Michael B. Atkins, MD: Our goals of therapy when we’re treating patients with metastatic melanoma have really changed dramatically. In 2017, our goals are to induce a long-term durable response that allows for the patient to be able to stop treatment and get back to their normal lives. And we’re finding that we can do this with a multidisciplinary approach to treatment that involves all the different tools that we have available used in the right sequence, which we’re still experimenting with. We can produce durable treatment-free responses in 50% to 70% of our patients. So, both BRAF/MEK inhibitors and immune therapies can produce dramatic and quick early responses. There is a tendency to think that the responses related to immune therapy are more durable and that we can more likely be able to stop treatment and have the response continue. But you can also see dramatic responses with BRAF/MEK inhibitors; patients can tolerate these pills very well. They go on therapy and stay on therapy for long periods of time. We’re seeing some patients whose disease has gone away, and we may be able to successfully stop treatment in those as well.

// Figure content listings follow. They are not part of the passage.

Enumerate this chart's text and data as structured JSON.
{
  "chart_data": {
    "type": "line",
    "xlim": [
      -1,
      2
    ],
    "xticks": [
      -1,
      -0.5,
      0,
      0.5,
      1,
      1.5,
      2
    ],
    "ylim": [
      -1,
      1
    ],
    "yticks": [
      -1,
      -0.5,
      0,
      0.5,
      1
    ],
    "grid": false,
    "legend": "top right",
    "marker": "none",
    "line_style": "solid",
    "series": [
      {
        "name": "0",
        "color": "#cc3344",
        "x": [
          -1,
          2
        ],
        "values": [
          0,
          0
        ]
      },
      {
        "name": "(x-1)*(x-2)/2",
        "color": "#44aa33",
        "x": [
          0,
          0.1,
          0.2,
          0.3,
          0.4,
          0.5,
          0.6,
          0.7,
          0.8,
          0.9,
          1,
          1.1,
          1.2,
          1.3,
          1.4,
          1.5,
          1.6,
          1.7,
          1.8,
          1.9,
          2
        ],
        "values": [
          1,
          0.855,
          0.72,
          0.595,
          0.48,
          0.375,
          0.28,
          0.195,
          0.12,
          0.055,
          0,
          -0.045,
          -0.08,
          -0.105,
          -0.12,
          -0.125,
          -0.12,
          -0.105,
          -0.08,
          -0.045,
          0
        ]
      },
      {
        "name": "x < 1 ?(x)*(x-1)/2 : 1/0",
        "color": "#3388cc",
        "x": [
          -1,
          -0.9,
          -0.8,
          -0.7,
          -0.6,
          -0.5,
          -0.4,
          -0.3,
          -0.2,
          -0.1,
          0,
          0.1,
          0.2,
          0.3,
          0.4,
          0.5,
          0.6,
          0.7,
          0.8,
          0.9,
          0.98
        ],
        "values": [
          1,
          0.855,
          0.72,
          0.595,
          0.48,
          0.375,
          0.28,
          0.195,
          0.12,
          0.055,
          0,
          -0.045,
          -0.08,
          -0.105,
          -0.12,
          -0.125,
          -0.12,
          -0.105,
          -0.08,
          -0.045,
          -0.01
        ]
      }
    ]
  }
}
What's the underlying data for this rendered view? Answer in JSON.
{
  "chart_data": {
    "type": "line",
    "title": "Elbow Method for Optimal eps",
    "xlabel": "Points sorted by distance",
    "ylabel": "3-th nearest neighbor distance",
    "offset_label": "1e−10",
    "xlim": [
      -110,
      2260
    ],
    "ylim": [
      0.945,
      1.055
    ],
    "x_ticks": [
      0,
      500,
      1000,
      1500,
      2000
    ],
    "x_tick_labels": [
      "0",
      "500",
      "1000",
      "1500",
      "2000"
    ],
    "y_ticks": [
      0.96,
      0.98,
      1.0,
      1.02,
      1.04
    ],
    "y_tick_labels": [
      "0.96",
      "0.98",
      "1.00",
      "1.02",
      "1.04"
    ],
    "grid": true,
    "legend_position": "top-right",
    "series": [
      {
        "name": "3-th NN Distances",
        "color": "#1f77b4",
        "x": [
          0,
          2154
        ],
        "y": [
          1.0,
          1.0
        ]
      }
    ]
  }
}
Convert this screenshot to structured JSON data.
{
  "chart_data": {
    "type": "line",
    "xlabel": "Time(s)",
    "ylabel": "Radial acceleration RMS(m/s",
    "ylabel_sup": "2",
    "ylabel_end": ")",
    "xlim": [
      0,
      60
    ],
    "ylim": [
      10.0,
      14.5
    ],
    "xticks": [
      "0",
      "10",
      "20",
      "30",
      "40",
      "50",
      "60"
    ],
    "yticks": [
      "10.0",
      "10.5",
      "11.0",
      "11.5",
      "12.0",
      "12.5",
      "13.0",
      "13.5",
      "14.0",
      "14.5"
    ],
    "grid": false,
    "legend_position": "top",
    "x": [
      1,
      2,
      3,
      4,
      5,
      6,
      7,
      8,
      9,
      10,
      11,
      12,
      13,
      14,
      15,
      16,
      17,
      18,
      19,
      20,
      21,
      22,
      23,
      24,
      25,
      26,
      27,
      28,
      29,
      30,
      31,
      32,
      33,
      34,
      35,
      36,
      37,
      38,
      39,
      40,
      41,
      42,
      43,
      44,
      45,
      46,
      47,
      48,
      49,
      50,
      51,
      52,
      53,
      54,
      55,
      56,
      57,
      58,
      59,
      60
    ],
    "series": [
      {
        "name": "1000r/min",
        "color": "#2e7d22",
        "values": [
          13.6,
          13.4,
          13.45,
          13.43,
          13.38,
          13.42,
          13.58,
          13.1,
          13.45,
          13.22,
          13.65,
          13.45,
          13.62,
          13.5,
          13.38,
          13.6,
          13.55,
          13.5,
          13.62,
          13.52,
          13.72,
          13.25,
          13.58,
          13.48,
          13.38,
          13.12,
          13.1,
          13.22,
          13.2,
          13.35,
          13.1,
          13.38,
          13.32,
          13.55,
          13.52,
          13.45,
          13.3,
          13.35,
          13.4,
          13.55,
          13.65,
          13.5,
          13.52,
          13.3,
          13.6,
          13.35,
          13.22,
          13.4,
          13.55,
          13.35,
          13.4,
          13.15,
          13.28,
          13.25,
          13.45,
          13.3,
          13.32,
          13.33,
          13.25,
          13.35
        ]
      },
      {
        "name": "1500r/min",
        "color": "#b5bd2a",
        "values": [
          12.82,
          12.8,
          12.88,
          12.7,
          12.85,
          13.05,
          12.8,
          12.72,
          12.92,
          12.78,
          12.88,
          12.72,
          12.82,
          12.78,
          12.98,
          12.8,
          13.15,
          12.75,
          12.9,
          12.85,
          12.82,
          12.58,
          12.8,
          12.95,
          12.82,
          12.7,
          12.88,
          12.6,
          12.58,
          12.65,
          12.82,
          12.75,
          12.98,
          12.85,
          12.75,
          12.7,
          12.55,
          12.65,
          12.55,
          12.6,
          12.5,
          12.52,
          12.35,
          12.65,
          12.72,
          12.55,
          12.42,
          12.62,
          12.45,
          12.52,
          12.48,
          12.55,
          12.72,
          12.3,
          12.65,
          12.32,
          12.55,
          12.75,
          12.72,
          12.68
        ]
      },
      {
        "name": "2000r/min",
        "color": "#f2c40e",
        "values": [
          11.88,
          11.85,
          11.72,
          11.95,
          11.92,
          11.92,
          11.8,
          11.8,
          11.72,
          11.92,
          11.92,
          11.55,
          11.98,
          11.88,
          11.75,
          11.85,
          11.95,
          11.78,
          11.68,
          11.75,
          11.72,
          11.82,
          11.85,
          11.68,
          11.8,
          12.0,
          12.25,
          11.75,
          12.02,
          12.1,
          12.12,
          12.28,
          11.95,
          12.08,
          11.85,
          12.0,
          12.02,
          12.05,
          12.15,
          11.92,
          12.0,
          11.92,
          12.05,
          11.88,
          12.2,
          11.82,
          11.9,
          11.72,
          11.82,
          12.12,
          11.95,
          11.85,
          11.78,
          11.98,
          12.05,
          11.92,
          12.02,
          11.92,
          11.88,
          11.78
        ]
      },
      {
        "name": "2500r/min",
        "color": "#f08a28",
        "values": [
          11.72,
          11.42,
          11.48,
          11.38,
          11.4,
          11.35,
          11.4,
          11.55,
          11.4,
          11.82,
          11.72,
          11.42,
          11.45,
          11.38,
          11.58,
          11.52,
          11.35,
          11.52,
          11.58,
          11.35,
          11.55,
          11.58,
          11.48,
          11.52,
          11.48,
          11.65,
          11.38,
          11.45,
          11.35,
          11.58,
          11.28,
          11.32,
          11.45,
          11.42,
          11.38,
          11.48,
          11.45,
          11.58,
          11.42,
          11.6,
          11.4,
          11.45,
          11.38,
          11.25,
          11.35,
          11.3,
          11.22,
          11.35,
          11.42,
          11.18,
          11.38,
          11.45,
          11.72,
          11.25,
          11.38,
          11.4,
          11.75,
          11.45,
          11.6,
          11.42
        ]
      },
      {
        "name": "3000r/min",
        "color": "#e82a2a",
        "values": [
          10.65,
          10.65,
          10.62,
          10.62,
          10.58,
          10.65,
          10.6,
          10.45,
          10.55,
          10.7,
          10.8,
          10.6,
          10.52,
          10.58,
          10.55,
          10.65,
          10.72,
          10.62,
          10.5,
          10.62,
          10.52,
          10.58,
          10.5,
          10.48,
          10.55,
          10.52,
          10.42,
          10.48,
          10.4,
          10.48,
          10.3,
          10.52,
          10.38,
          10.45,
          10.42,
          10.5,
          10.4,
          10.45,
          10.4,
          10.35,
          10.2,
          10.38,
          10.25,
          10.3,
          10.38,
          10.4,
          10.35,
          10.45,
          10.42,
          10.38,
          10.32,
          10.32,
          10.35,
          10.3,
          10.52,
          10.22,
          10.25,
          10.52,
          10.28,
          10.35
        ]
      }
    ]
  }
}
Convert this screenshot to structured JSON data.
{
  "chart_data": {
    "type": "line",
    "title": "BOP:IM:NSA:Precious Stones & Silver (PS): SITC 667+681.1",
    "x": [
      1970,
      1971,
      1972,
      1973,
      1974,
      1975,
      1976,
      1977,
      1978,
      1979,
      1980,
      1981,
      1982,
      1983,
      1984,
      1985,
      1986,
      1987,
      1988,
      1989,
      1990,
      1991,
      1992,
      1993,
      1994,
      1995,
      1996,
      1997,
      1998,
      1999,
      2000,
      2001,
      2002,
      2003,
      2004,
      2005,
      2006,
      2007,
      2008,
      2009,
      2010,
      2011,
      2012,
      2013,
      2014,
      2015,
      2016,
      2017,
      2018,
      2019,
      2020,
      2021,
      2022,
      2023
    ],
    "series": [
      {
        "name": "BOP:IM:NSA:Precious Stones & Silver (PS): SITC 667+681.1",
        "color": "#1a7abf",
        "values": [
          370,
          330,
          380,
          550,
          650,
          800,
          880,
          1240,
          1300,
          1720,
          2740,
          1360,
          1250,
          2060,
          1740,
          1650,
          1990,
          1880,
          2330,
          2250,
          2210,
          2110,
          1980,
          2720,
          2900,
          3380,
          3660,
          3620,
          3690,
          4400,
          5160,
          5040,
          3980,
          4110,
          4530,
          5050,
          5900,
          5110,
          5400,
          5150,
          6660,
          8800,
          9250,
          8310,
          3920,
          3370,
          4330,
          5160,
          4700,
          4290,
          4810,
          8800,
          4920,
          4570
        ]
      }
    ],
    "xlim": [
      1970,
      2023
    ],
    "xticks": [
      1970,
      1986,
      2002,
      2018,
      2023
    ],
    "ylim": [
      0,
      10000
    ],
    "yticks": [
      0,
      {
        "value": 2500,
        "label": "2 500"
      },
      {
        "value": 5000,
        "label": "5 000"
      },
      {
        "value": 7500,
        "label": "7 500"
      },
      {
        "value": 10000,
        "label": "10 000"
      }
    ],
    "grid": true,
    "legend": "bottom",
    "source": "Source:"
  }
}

We’re also finding that some patients have isolated sites-of-disease resistance to either immune therapy or sometimes to targeted therapy. In those cases, we can successfully treat those with either radiation or surgery and have patients do well without other disease recurring. We’re seeing that in some patients whose disease has stopped responding to BRAF/MEK inhibitors, that we can induce durable responses with immune therapy. And we’re seeing patients whose disease has stopped responding to immune therapy, where we can add on BRAF/MEK inhibitors and see dramatic responses that at least appear to have some component of immune response related to it that’s allowing us to actually stop the treatment.
So, there’s a lot to learn. We’re working on all these things. We have a multidisciplinary team that addresses the complicated cases together, and we’re figuring out not only how to get to that endpoint of having the patient’s disease gone and being able to stop treatment, but how to do so leaving the patient as functional as possible.